Matthew Henry's Commentary on Job 8:8-19

Commentary on Job 8:8-19

(Read Job 8:8-19)

Bildad discourses well of hypocrites and evil-doers, and the fatal end of all their hopes and joys. He proves this truth of the destruction of the hopes and joys of hypocrites, by an appeal to former times. Bildad refers to the testimony of the ancients. Those teach best that utter words out of their heart, that speak from an experience of spiritual and divine things. A rush growing in fenny ground, looking very green, but withering in dry weather, represents the hypocrite's profession, which is maintained only in times of prosperity. The spider's web, spun with great skill, but easily swept away, represents a man's pretensions to religion when without the grace of God in his heart. A formal professor flatters himself in his own eyes, doubts not of his salvation, is secure, and cheats the world with his vain confidences.

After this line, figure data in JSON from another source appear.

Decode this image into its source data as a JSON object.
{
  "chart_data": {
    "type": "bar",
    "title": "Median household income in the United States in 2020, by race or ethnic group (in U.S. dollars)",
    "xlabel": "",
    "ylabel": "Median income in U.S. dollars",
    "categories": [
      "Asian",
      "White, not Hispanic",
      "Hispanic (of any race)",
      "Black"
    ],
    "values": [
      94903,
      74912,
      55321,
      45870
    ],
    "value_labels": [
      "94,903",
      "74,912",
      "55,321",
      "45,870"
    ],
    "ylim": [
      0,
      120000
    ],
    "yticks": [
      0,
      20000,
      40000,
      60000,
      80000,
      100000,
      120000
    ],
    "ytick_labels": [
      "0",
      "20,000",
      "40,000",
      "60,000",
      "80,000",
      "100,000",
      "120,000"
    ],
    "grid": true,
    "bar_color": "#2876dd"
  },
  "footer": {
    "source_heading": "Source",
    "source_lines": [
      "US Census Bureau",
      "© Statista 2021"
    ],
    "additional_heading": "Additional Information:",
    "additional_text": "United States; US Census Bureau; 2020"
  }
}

The flourishing of the tree, planted in the garden, striking root to the rock, yet after a time cut down and thrown aside, represents wicked men, when most firmly established, suddenly thrown down and forgotten. This doctrine of the vanity of a hypocrite's confidence, or the prosperity of a wicked man, is sound; but it was not applicable to the case of Job, if confined to the present world.